Moyenne annuelle des changements de température dans la basse troposphère

* À titre de référence, une analyse de la température d'un forage foré sur un glacier au Groenland a révélé que l'emplacement était d'environ 12 ° C plus froid qu'il ne l'est actuellement.

* Les sources d'incertitude des températures dérivées des satellites impliquent des variations d'orbites des satellites, des instruments de mesure et des calculs utilisés pour convertir les données brutes en températures.

* Un article de 2011 dans le Journal international de télédétection estime que la précision des températures obtenues par satellite pour la basse troposphère est «proche» de 0,03 ° C (± 0,05 ° F) par décennie ou de 0,1 ° C (± 0,18 ° F) sur 30 ans et plus.


* Selon les mesures de température prises à la surface de la Terre qui sont corrélées et ajustées par le Goddard Institute for Space Studies de la NASA, la température moyenne de la Terre a augmenté de 1,0 ° C (1,7 ° F) entre les années 1880 et 2010:

Variations annuelles moyennes de la température de surface dans le monde, Goddard Institute for Space Studies

* Selon les mesures de température prises à la surface de la Terre qui sont corrélées et ajustées par l’unité de recherche climatique de l’Université d’East Anglia au Royaume-Uni, la température moyenne de la Terre a augmenté de 0,9 ° C entre 1,650 et 1020:

Variations annuelles moyennes de la température de surface dans le monde, unité de recherche sur le climat

* Les sources d'incertitude dans les données de température de surface comprennent:

  • Enregistrements de température «très incomplets» des premières années.

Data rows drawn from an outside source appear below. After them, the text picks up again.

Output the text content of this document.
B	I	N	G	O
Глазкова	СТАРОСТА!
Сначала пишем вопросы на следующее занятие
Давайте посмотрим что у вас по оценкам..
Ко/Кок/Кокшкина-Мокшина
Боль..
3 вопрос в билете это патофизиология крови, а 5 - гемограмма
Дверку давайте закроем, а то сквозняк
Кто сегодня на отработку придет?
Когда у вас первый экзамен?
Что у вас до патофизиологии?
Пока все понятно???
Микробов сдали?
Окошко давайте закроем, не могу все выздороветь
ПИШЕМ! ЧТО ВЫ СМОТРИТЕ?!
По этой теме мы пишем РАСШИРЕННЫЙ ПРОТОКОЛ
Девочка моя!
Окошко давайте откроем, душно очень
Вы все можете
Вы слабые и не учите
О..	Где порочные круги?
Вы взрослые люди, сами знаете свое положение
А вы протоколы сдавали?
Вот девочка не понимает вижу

  • documentation manquante et données brutes.

  • "Changements systématiques dans les méthodes de mesure."

  • "Erreurs de calcul et de rapport."

  • les ajustements de données effectués lorsque les instruments sont déplacés vers des emplacements différents.

  • précision de l'instrument.

  • positionnement de l'instrument.

* Un article de 2006 dans le Journal de recherche géophysique qui calcule les incertitudes dans les données de température de surface indique que:

Une évaluation définitive des incertitudes est impossible, car il est toujours possible qu'une erreur inconnue ait contaminé les données, et aucune tolérance quantitative ne peut être prise pour de telles inconnues.

* Les océans constituent environ 71% de la surface de la Terre. Les changements de la température de l’air sur les océans du monde reposent généralement sur des mesures de la température de l’eau à des profondeurs allant de moins de 3 pieds à plus de 49 pieds. Ces données sont combinées aux changements de la température de l'air sur les terres pour produire des moyennes mondiales.

* Un article de 2001 en Lettres de recherche géophysique les variations contrastées de la température de l’eau et de l’air dans l’océan tropical tropical en utilisant trois sources de mesure L'une d'entre elles consistait en une série de bouées contenant chacune un thermomètre situé à dix pieds au-dessus de l'eau et à un pied sous l'eau. L'étude a révélé que la température de l'eau avait augmenté en moyenne de 0,13 ° C (0,13 ° C) par décennie entre 1979 et 1999, tandis que la température de l'air avait baissé de 0,01 à 0,06 ° C (0,02 à 0,09 ° F) par décennie au cours de la même période.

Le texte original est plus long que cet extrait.